In het begin van Imitatio speelt een droom over een Burcht een rol. De novice loopt om de Burcht heen maar vindt nergens een ingang. Hij roept (tot God) en wil naar binnen. Later in het boek komt hij er achter dat hij niet probeert bij God binnen te komen, maar het is God die op zoek is naar hem en bij hem binnen probeert te komen. Dit heeft een autobiografisch karakter.
Thomas citeert als novicemeester regelmatig uit zijn Navolging. In Imitatio worden de situaties geschetst waarin Thomas deze uitspraken zou gedaan kunnen hebben.

TOT BESLUIT:
Ik heb u geschetst in wat voor kantelende wereld ik mijn pelgrimstocht begonnen ben. Ik ben een kind van mijn tijd. Opgegroeid in een Hervormd gezin kwam ik tot bloei in de Evangelische Beweging. De laatste jaren groei ik daar van weg. Ik herken mij in het boek van Otto de Bruijne ‘Ooit Evangelisch’, over de achterdeur van de Evangelische Beweging. De laagdrempeligheid en de anti-intellectuele houding en luidruchtige beleving beginnen mij tegen te staan.
In het tweede deel van mijn toespraak heb ik geschetst hoe ik gegroeid ben naar een meer contemplatieve geloofsbeleving en welke rol Thomas a Kempis daarin had en heeft.
Dit is mijn pelgrimstocht en mijn beleven bij de Navolging. Anderen beleven de Navolging op een andere wijze.
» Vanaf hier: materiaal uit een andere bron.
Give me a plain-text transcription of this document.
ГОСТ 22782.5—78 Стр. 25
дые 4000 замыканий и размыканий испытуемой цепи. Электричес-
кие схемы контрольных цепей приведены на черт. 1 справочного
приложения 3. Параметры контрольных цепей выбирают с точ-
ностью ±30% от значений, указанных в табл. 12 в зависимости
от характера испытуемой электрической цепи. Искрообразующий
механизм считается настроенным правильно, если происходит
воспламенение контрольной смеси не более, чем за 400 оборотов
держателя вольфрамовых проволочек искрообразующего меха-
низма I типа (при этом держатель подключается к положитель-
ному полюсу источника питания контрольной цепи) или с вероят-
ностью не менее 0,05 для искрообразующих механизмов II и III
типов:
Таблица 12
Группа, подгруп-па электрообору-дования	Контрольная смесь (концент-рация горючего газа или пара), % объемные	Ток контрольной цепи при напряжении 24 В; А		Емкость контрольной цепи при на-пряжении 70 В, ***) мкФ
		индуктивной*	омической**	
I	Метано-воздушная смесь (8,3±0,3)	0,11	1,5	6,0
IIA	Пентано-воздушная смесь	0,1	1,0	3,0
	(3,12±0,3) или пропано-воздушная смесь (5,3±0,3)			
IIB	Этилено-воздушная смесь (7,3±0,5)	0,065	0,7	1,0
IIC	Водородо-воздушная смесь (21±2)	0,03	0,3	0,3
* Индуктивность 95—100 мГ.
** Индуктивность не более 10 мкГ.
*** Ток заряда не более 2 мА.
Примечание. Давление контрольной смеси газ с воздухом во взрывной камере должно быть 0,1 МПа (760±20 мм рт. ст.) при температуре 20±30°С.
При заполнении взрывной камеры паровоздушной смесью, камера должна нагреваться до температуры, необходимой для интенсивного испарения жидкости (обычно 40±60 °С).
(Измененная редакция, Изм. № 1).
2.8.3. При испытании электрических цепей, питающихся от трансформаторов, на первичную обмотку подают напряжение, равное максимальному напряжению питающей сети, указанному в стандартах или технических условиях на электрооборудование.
De vader van Jan Siebelink paste teksten, die oorspronkelijk gericht waren tot celibatairlevende novicen, te letterlijk toe op zijn eigen situatie en heeft zijn gezin verwaarloosd. De deelnemers aan het forum hebben ook allemaal hun eigen ervaring met de Navolging. Als reisgenoten mogen wij die met elkaar delen. Dat doen wij na de pauze

Ik hoop dat mijn ‘reisverhaal’ u geïnspireerd heeft om ook de Navolging te gaan (her)lezen of de roman Imitatio, die ik over Thomas leven heb geschreven. Niet als een doel op zich. Thomas fungeert dan ook voor u als een ThomThom, die de weg wijst, om uiteindelijk uit te komen bij een (vernieuwde) persoonlijke relatie met God door Jezus Christus.

Zwolle, 20 november 2009
Benjamin Louwerse,
Docent theologie/cultuurbeschouwing
Christelijke Hogeschool Windesheim

 

Copyright 2009 B.Louwerse.
Gebruik maken van gedeelten van de tekst na schriftelijke toestemming.